La France compterait 19 733 agences de communication actives. Le chiffre impressionne, mais il additionne des studios sans salariés, des agences digitales, des sociétés de production, des spécialistes du design, des agences média et des cabinets de conseil, qui ne vendent ni la même chose, ni aux mêmes clients, ni avec le même niveau de responsabilité. La bonne question n’est donc pas de savoir si la France a trop d’agences. Elle est de savoir combien d’entre elles sont réellement difficiles à remplacer. Car l’intelligence artificielle ne pose peut-être pas d’abord un problème de disparition aux agences. Elle pose un problème de substituabilité.

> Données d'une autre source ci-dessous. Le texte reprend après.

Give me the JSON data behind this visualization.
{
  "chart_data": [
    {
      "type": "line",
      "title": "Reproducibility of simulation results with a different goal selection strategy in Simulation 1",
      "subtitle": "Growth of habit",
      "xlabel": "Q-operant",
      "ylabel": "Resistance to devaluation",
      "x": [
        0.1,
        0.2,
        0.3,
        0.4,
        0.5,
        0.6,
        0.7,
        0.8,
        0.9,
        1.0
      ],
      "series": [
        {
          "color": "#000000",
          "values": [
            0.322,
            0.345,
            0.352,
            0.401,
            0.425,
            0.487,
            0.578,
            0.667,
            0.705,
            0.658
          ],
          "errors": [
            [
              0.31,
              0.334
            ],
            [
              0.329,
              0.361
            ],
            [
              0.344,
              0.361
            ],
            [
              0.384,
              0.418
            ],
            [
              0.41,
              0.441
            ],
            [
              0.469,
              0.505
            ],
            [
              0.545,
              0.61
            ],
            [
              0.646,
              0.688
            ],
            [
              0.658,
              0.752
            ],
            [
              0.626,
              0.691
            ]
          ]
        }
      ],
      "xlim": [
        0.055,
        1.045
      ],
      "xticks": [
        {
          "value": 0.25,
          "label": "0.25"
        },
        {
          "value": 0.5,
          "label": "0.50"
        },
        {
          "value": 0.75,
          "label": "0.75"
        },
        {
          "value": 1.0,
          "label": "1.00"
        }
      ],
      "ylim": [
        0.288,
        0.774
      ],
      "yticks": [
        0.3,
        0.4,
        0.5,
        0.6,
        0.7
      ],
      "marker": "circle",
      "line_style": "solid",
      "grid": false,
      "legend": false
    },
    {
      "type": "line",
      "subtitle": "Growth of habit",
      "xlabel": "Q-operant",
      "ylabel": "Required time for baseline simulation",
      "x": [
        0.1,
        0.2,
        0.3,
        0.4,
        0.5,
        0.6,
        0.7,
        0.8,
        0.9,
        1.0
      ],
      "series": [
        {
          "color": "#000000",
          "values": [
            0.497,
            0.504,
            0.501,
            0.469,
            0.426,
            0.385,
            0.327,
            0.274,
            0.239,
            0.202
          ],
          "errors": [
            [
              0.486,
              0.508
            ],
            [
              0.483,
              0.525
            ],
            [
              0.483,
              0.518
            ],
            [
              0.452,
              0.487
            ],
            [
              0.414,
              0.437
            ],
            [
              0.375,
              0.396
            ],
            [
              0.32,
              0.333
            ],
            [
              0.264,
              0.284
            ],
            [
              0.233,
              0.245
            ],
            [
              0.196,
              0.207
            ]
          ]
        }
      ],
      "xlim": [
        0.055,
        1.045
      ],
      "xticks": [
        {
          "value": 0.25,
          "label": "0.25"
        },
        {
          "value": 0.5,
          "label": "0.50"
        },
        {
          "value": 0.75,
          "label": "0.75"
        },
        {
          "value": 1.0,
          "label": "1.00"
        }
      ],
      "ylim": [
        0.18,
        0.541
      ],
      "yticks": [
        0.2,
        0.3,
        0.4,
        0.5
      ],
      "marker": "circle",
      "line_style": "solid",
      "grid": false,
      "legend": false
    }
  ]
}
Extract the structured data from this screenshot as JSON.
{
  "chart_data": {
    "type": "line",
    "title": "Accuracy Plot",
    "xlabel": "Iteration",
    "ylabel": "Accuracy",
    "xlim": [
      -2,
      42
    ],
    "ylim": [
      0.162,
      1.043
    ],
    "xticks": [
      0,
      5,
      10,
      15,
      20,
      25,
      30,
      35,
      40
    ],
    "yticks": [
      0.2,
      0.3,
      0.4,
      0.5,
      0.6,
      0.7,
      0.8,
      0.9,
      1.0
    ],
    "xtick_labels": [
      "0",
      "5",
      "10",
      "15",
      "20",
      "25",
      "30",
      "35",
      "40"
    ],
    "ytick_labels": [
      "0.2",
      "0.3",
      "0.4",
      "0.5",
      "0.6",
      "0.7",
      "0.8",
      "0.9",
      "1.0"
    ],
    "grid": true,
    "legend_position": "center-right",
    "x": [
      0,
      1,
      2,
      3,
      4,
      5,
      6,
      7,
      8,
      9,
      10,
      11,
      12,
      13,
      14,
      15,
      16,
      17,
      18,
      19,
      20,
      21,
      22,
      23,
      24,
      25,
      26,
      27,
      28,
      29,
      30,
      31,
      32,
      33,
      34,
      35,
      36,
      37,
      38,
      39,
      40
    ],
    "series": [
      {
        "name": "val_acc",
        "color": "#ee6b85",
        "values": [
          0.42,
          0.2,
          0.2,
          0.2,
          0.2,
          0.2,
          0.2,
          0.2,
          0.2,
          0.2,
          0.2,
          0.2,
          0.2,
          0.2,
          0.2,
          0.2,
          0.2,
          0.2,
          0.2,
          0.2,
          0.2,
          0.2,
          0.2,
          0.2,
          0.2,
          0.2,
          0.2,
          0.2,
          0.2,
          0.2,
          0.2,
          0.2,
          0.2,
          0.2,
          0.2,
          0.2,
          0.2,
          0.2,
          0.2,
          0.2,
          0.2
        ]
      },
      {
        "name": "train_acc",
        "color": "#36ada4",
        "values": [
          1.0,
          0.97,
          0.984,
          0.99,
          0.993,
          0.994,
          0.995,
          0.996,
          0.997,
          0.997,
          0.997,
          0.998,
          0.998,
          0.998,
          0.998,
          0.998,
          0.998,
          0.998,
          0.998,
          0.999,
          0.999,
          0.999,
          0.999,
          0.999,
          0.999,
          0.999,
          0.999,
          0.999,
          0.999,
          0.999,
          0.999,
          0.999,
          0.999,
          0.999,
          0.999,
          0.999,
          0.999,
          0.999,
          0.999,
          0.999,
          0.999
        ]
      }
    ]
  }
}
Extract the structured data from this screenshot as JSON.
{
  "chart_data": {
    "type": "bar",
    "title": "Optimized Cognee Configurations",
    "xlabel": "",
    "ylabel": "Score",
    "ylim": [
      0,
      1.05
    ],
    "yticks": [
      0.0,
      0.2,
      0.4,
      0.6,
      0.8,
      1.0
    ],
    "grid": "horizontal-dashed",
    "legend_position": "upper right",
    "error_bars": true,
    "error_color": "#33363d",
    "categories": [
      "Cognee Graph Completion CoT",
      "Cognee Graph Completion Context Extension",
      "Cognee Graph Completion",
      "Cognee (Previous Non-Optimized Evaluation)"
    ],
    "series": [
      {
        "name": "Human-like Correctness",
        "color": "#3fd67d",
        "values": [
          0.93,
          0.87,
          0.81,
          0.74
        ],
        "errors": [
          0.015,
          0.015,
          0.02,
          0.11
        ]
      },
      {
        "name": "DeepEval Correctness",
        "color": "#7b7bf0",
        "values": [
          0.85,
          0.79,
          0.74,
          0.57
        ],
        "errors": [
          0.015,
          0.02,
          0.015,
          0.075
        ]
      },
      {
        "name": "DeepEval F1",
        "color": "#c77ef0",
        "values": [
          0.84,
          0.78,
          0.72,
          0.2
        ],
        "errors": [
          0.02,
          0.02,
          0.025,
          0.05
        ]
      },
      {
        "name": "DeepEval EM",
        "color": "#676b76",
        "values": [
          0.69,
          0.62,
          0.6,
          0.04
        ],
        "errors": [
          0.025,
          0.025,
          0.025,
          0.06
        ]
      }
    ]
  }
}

Le chiffre : 19 733 entrées, pas 19 733 concurrents
Le baromètre Adgencia, consulté le 28 août 2026, affiche 19 733 agences, dont 44,7 % en Île-de-France. C’est une base privée construite à partir des données publiques SIRENE, citable avec attribution, mais dont le périmètre exact, les codes retenus, la règle de dédoublonnage et la date d’extraction ne sont pas publiés. Il faut donc la qualifier pour ce qu’elle est : une estimation éditoriale utile, pas une catégorie produite par l’INSEE, et non reproductible en l’état. Cette abondance d’entités ne dit rien, à elle seule, du nombre de concurrents réellement en compétition sur une prestation donnée.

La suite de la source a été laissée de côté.